1 pound (450g) red snapper fillets, see tips for substitutes
2 tablespoons olive oil
Salt and fresh ground black pepper
1 large shallot, chopped
2 garlic cloves, minced
1/4 to 1/2 teaspoon crushed red pepper flakes, depending on how spicy you want the sauce
1 tablespoon lemon zest
2 teaspoons orange zest
1/3 cup kalamata olives, pitted and cut in half
1 (14oz) can diced tomatoes
2 tablespoons chopped fresh herbs, try a combination of parsley, dill, and chives
Lemon wedges for serving
Season both sides of the snapper fillet with salt and pepper.

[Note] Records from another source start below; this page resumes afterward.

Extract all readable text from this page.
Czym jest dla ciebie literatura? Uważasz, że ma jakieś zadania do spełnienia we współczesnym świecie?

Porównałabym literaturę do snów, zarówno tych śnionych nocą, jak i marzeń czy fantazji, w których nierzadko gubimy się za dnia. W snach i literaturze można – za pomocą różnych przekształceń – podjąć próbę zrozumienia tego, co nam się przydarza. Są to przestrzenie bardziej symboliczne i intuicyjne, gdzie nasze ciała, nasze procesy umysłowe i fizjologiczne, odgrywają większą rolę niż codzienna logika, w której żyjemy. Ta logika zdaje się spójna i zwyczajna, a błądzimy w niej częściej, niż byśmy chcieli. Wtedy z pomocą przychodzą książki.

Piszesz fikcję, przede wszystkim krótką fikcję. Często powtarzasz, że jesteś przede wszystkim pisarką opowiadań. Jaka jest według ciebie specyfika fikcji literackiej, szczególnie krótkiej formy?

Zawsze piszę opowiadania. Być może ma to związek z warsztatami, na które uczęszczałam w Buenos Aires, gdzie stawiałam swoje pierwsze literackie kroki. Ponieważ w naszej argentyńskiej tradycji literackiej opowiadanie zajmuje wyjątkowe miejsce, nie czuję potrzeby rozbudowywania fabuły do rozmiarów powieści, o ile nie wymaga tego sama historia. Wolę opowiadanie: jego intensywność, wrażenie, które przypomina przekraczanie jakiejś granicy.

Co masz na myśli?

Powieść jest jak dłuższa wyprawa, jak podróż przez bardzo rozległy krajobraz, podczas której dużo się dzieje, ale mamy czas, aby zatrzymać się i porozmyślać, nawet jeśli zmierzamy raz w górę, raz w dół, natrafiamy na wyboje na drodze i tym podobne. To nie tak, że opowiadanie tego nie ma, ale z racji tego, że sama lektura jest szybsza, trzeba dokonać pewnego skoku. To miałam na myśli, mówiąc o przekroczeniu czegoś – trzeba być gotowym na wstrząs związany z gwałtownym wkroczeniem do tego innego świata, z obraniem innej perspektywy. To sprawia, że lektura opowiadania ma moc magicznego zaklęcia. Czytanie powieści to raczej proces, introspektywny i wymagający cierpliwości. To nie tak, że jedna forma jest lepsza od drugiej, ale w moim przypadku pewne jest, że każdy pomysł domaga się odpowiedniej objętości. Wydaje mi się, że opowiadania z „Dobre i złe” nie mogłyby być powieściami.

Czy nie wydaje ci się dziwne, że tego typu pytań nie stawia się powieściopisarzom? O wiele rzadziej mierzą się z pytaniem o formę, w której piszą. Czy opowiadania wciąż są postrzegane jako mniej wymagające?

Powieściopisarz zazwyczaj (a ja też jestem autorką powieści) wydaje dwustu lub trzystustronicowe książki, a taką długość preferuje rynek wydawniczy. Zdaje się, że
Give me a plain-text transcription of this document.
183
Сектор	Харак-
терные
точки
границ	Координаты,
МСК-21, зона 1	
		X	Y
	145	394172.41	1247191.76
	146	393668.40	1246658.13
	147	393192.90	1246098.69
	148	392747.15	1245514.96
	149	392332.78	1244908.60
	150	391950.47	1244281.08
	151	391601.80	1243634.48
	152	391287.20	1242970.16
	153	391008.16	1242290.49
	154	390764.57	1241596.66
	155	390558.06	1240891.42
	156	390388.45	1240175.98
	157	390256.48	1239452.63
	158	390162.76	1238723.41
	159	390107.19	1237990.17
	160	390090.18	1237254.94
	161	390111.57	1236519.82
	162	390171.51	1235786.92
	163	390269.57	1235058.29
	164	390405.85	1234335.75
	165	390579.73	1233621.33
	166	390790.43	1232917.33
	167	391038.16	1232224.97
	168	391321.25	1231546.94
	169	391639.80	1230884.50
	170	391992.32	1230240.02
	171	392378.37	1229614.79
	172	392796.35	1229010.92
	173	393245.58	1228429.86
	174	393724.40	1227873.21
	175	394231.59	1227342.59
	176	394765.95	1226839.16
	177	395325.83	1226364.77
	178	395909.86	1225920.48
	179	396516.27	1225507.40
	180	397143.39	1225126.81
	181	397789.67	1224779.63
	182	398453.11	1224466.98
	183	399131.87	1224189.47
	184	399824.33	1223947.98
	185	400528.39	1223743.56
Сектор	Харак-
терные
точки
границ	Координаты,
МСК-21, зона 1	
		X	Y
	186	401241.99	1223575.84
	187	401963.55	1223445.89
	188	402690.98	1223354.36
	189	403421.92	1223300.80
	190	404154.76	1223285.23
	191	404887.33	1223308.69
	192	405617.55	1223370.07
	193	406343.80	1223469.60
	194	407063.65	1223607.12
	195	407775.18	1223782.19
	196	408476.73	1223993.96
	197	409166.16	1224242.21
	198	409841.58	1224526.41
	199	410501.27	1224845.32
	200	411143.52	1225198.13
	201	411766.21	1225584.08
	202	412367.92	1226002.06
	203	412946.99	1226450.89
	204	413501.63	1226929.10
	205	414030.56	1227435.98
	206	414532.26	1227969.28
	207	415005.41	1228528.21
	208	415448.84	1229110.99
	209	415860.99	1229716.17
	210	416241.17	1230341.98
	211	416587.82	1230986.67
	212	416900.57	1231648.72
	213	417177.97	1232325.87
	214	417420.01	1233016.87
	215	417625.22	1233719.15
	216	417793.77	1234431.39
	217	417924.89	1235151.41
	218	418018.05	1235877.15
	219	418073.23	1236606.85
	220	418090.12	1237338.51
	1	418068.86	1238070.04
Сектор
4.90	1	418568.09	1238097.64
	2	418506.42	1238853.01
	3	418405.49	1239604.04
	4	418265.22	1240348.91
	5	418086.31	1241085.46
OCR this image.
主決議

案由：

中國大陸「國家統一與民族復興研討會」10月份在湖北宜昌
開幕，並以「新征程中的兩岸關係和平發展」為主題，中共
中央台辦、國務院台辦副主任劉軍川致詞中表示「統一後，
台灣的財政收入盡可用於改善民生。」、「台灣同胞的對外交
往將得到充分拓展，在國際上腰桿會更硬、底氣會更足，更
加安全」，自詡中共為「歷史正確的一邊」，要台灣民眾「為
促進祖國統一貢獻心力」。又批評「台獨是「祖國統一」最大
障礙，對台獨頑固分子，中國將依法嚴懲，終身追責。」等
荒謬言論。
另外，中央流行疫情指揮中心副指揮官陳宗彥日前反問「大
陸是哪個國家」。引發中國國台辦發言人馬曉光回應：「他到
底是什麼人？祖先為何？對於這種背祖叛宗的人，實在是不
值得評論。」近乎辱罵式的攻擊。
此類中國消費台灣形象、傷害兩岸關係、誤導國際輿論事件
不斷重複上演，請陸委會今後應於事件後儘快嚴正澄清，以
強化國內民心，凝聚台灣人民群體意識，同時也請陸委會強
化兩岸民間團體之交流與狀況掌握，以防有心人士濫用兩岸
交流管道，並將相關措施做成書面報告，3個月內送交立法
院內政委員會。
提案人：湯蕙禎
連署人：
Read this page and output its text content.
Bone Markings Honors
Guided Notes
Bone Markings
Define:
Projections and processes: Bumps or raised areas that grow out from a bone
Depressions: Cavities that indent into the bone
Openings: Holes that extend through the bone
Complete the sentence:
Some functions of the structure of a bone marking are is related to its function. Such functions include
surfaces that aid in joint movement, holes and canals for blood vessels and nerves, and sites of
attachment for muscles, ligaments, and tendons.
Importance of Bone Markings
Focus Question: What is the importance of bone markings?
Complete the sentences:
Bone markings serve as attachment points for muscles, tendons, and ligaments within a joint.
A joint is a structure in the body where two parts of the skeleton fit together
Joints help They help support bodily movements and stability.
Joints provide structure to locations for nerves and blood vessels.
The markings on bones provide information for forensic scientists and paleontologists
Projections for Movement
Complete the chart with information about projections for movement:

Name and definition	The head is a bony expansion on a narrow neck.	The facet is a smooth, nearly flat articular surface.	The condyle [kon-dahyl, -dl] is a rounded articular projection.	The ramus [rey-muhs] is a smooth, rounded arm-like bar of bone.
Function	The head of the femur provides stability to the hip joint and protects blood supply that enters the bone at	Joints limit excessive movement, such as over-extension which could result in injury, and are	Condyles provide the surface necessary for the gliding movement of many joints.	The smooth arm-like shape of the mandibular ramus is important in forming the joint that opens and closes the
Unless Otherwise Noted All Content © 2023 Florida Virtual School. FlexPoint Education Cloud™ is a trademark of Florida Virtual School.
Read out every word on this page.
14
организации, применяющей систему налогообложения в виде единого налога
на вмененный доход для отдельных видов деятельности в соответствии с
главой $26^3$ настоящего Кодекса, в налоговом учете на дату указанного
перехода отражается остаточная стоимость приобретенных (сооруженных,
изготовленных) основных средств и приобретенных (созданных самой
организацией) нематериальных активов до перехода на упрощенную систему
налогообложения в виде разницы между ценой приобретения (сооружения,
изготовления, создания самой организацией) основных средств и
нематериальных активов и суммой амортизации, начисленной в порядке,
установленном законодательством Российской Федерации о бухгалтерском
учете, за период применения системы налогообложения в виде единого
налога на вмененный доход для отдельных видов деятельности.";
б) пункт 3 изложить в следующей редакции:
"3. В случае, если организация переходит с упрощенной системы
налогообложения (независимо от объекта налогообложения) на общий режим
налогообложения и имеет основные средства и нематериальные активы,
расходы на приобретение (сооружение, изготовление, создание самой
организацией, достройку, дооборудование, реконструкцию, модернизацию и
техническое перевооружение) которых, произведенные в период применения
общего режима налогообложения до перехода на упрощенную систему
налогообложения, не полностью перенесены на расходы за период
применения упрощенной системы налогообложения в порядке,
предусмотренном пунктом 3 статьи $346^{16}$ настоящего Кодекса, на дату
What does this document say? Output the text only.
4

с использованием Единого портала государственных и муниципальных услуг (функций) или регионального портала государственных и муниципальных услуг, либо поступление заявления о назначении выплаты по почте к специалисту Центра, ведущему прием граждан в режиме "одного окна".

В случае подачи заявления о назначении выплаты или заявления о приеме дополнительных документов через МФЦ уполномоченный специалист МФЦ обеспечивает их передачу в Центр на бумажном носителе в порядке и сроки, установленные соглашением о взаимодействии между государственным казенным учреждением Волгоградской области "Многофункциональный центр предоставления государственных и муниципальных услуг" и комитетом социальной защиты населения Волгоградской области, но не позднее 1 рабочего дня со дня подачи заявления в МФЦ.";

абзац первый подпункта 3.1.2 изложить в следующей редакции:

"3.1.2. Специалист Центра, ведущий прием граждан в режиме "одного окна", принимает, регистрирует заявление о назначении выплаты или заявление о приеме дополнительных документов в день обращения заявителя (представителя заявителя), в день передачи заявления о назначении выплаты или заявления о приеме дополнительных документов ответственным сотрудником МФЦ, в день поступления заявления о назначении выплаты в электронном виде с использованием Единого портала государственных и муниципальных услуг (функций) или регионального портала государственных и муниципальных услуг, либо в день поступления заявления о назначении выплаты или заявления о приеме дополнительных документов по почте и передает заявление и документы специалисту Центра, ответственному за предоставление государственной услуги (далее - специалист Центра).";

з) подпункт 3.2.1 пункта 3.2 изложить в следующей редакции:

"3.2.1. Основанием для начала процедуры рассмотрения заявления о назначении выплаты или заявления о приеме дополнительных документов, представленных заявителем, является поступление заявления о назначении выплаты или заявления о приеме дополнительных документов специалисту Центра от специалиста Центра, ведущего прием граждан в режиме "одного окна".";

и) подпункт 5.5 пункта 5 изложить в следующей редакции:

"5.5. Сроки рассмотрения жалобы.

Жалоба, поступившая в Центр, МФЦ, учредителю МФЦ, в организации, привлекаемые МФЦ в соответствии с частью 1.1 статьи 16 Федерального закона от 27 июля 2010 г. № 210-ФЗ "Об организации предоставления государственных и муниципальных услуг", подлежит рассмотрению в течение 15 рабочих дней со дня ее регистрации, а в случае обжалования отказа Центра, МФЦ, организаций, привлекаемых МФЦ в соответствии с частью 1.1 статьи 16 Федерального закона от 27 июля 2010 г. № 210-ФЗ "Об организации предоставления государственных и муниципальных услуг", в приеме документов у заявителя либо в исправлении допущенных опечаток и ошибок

Heat the skillet over medium-high heat. When it is hot, add the olive oil. Then, carefully place the seasoned fillet in the hot oil and cook for 2 to 3 minutes per side or until lightly browned. The fish should be slightly undercooked in the center. Transfer the snapper to a plate.
Reduce the heat to medium. Add the onions to the skillet and cook, stirring occasionally, until softened, about 5 minutes. If the pan seems dry, add a drizzle of olive oil.
Stir in the garlic and red pepper flakes and cook for 30 seconds.
Add the lemon zest, orange zest, olives, and canned diced tomatoes with their juices to the skillet. Use a wooden spoon to scrape up any browned bits from the bottom of the pan. Bring the mixture to a simmer and cook for 5 minutes, stirring occasionally.
Stir in the herbs and taste the sauce. Season with additional salt and pepper, if needed.
Gently nestle the snapper fillets back into the sauce, spooning some sauce over the top. Cook until the fish is opaque and easily flakes with a fork, about 3 to 5 minutes more.
Transfer the snapper and sauce to a serving platter or individual plates. Garnish with fresh lemon wedges and additional herbs.